His sigh kept me from going anywhere. We stood on the sidewalk in silence for a few seconds. “There are glasses you can wear that reverse the image of what you’re seeing,” I offered. “You could maybe get some of those.”
He squinted until his wide open eyes were almost closed shut. “Why would I do that?”
“Well then, upside down things’d look right side up.”
He shook his head. “Wouldn’t help much with my training.”
“No, I guess not.” I spoke slowly in case he was crazy or drunk or addled, ’cause he seemed all three. “Plus – and this is cool – your brain eventually reverses the image, so when you walk around without the glasses on? Everything’s upside down.”
The old man stared, leaning his chin on the sandwich sign. “Daiquiri’s do that, too. Say! Wouldja get me a daiquiri? I could pay you later.”
I laughed. “Sure.” There was a daiquiri place up the street and I figured it would get me out of this conversation. “You allowed to drink on the job?”
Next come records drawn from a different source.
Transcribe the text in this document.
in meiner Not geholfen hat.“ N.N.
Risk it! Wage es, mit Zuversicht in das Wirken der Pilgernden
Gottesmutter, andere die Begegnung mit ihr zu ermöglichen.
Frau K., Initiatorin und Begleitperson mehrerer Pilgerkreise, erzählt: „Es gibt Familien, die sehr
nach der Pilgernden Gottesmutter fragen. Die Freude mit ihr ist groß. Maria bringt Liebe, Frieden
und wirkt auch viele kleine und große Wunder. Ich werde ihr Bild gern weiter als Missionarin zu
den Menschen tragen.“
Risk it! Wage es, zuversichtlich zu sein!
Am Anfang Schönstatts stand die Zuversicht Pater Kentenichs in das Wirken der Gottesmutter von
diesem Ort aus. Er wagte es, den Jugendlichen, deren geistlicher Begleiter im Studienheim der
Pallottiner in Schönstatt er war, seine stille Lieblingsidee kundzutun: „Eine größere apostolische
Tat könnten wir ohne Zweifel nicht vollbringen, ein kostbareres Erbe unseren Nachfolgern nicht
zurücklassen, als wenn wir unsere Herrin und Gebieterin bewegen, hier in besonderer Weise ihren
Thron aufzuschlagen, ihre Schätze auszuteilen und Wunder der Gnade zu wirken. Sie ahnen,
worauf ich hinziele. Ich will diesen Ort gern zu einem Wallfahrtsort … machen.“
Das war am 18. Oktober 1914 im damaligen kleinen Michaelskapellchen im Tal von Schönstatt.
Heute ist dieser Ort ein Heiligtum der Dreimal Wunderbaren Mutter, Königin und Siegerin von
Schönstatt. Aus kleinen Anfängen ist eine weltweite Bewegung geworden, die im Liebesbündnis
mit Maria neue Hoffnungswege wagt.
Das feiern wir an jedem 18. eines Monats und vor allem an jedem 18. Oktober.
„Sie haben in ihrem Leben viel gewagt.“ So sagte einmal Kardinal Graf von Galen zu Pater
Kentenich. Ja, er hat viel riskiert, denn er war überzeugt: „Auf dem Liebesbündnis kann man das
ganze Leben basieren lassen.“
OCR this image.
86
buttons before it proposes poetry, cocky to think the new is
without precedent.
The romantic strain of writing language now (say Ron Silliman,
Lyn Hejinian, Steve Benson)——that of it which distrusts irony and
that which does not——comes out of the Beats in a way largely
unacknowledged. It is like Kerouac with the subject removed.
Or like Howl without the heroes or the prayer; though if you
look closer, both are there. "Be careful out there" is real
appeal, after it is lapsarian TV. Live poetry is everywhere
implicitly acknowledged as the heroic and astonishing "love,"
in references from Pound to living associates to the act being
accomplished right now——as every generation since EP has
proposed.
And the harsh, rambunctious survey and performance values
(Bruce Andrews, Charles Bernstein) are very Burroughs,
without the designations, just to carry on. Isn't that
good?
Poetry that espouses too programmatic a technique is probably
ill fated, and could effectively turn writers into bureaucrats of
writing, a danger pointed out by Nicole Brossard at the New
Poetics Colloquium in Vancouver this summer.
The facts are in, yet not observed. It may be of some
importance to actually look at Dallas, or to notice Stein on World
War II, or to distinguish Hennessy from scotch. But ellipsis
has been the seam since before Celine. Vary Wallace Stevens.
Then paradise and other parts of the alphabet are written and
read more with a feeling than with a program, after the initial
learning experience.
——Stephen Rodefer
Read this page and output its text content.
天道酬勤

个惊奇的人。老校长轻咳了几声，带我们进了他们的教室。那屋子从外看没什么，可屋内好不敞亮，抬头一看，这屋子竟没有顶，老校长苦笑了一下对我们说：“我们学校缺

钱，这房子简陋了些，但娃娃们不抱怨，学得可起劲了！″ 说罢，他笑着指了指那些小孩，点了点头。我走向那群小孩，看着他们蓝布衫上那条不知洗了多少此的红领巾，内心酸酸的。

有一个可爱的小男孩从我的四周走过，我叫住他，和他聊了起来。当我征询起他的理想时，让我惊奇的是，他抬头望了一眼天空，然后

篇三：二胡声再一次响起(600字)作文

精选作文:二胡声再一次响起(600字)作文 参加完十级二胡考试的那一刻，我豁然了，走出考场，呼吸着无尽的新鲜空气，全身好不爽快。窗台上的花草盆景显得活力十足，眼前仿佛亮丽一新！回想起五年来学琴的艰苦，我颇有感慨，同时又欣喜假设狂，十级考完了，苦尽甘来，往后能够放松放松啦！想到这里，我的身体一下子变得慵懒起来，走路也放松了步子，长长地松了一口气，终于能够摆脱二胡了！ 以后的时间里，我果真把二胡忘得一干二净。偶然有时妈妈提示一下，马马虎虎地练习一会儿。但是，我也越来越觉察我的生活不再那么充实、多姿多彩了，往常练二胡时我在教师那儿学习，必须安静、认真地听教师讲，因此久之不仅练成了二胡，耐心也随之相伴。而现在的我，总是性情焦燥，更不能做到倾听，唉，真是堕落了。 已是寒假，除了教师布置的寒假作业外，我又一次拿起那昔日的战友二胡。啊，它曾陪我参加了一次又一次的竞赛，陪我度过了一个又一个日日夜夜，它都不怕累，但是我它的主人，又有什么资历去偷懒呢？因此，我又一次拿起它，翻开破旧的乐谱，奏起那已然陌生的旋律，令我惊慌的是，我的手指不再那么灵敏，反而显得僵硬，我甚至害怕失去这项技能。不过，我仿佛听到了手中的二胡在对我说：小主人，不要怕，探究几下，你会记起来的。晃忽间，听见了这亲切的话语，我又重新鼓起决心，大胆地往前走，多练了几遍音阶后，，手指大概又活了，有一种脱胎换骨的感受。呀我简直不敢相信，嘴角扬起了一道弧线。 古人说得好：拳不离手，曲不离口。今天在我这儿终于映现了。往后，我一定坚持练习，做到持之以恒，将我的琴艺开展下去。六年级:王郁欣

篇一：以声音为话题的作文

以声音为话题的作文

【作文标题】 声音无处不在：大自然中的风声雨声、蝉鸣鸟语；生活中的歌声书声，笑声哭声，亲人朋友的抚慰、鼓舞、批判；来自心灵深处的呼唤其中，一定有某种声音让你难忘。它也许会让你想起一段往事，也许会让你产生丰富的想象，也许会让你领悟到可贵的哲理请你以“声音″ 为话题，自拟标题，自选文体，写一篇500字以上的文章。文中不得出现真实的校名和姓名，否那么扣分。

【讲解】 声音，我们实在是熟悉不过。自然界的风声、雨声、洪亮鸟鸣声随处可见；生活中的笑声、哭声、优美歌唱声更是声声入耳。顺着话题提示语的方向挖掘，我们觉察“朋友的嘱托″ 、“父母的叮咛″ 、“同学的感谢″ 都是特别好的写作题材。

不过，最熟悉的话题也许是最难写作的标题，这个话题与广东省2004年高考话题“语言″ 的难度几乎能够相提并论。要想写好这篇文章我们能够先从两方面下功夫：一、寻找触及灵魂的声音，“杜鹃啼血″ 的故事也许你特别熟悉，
“We’ll find out!” he giggled.
When I returned with his daiquiri, a light rain was beginning to fall and the old dude has resumed his slumped over posture – back to his training, I guess. Or maybe hiding from raindrops. “Hey!” I tried to shift him by holding the drink under his chin.
He didn’t react and didn’t take it, just took a sip from the straw like a toddler would. He kinda smelled like a toddler, too: powder and pee. Plus smoke and booze. Like a toddler with a few bad habits. “Hamburger,” he said. “Except from the picture, it looks like they serve it on toast, which is incorrect. Not classic form.”
I pushed the daiquiri into his bent, spotted claw and looked into his remarkably unlined face. “Cheers!” I said, meaning, drink up, turn upside down and also, bye!
“I ain’t old,” he said, sounding pissed off, “i just look it.” This made him mad. “I ain’t tired, I just feel it. I ain’t even…” he trailed off. The rain was falling harder, his floppy hat getting floppier. “It’s upside down. All of it.” He stared off angrily and sucked down half his daiquiri.
I had no idea what to say. It IS all upside down. Shouldn’t be. No wonder he’s pissed off. Waving, I took my leave as the rainfall became a rainstorm.
A few hours later, I rode past him, across the street; he didn’t see me. His daiquiri cup was smashed on the ground, his chin back on his chest, his hat dripping.